La sombra de mi padre (Akinola Davies Jr.)

La sombra de mi padre se convirtió en la primera película nigeriana en ser seleccionada para la Sección oficial del Festival de Cannes. Se trata del primer largometraje del cineasta Akinola Davies Jr. tras su corto Lizard, que ya se paseó con éxito por varios festivales internacionales. El propósito de ambas es similar, retratar la infancia en Nigeria, partiendo de algunas vivencias personales del director y su hermano, con quien co-escribe. En este caso, la película toma forma de viaje por carretera con destino a Lagos, y una vez ahí, una ruta por sus espacios más emblemáticos. El conductor y pasajeros de esta expedición son un padre, carismático y rebelde, interpretado por un genial Ṣọpẹ́ Dìrísù, y sus dos hijos pequeños, que nunca han salido de su poblado natal, en el que viven con su madre. Folarin, el padre, aparece un día como un espectro en la casa, tras mucho tiempo de ausencia, y decide llevarse a los dos hermanos en su visita a la ciudad. Este trayecto físico viene acompañado por otro ‹roadtrip› de índole histórica, que subyace vívidamente la trama principal. El día del viaje coincide con la fecha en la que el gobierno militar decidió anular el resultado de las elecciones democráticas que concedían la victoria al Partido Social Democrático, desatando así oleadas de protestas y violencia.

La sombra de mi padre pinta, por lo tanto, una íntima acuarela sobre la paternidad y la idealización enmarcada dentro de un macropaisaje político de gran hostilidad. Este formato no es para nada nuevo, pero requiere de una gran capacidad de dosificación, para articular y vincular ambos tonos, sin resultar esquemático o explicativo. A Akinola Davies Jr., en el intento, le ha acabado saliendo una película ortopédica en muchos momentos, sin la densidad emocional que requiere la relación paterno-filial, ni la complejidad comprensiva del contexto en el que se arropa el relato. El resultado es más una visita guiada que un ‹roadtrip›, una escena te muestra la playa o el Teatro Nacional de Lagos, en otras vemos impresos en los periódicos, con letras inmensas, titulares que anuncian una posible matanza encubierta y en otras, el padre da convenientes lecciones de comportamiento a sus hijos, quienes por momentos parecen útiles únicamente para justificar la ingestión con embudo de párrafos enteros de condescendiente diálogo expositivo.

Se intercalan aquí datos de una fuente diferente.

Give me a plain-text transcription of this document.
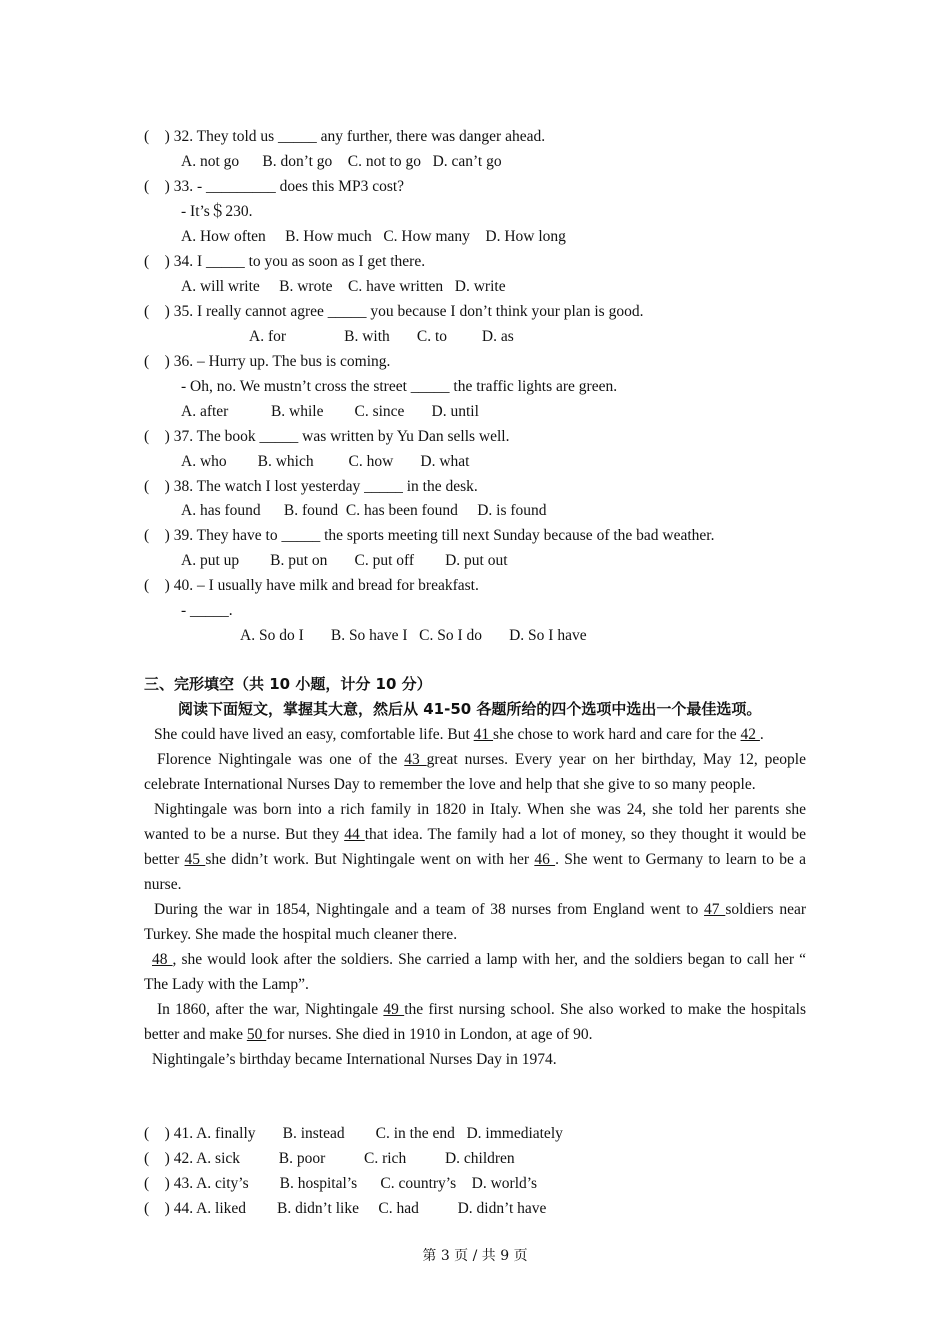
(    ) 32. They told us _____ any further, there was danger ahead.
A. not go      B. don’t go    C. not to go   D. can’t go
(    ) 33. - _________ does this MP3 cost?
- It’s＄230.
A. How often     B. How much   C. How many    D. How long
(    ) 34. I _____ to you as soon as I get there.
A. will write     B. wrote    C. have written   D. write
(    ) 35. I really cannot agree _____ you because I don’t think your plan is good.
A. for               B. with       C. to         D. as
(    ) 36. – Hurry up. The bus is coming.
- Oh, no. We mustn’t cross the street _____ the traffic lights are green.
A. after           B. while        C. since       D. until
(    ) 37. The book _____ was written by Yu Dan sells well.
A. who        B. which         C. how       D. what
(    ) 38. The watch I lost yesterday _____ in the desk.
A. has found      B. found  C. has been found     D. is found
(    ) 39. They have to _____ the sports meeting till next Sunday because of the bad weather.
A. put up        B. put on       C. put off        D. put out
(    ) 40. – I usually have milk and bread for breakfast.
- _____.
A. So do I       B. So have I   C. So I do       D. So I have
三、完形填空（共 10 小题，计分 10 分）
阅读下面短文，掌握其大意，然后从 41-50 各题所给的四个选项中选出一个最佳选项。

She could have lived an easy, comfortable life. But 41 she chose to work hard and care for the 42 .

Florence Nightingale was one of the 43 great nurses. Every year on her birthday, May 12, people celebrate International Nurses Day to remember the love and help that she give to so many people.

Nightingale was born into a rich family in 1820 in Italy. When she was 24, she told her parents she wanted to be a nurse. But they 44 that idea. The family had a lot of money, so they thought it would be better 45 she didn’t work. But Nightingale went on with her 46 . She went to Germany to learn to be a nurse.

During the war in 1854, Nightingale and a team of 38 nurses from England went to 47 soldiers near Turkey. She made the hospital much cleaner there.

48 , she would look after the soldiers. She carried a lamp with her, and the soldiers began to call her “ The Lady with the Lamp”.

In 1860, after the war, Nightingale 49 the first nursing school. She also worked to make the hospitals better and make 50 for nurses. She died in 1910 in London, at age of 90.

Nightingale’s birthday became International Nurses Day in 1974.

(    ) 41. A. finally       B. instead        C. in the end   D. immediately
(    ) 42. A. sick          B. poor          C. rich          D. children
(    ) 43. A. city’s        B. hospital’s      C. country’s    D. world’s
(    ) 44. A. liked        B. didn’t like     C. had          D. didn’t have
第 3 页 / 共 9 页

Ese calculado recorrido es de especial detrimento para la construcción de la relación entre los personajes principales. Escenas climáticas como la de la playa carecen de una evolución narrativa suficiente para justificar su carga emocional. A su vez, de esa prosística fragmentaria salen algunas de las ideas más interesantes de la propuesta. El aislamiento de las secuencias proyecta una visión nostálgica de la memoria y los recuerdos de los dos hermanos. El padre es visto por ellos, y filmado por Akinola Davies Jr., como una figura espectral, cuasi mítica. Desde su aparición, o manifestación, anticipada por una leve brisa, Folarin camina entre recuerdo, imaginación, fantasma y realidad. A veces de una corporalidad palpable y otras veces liviano y transparente. Ese terreno ambiguo, corroborado por el final y, por supuesto, el título, es sin duda el elemento más deslumbrante de la cinta.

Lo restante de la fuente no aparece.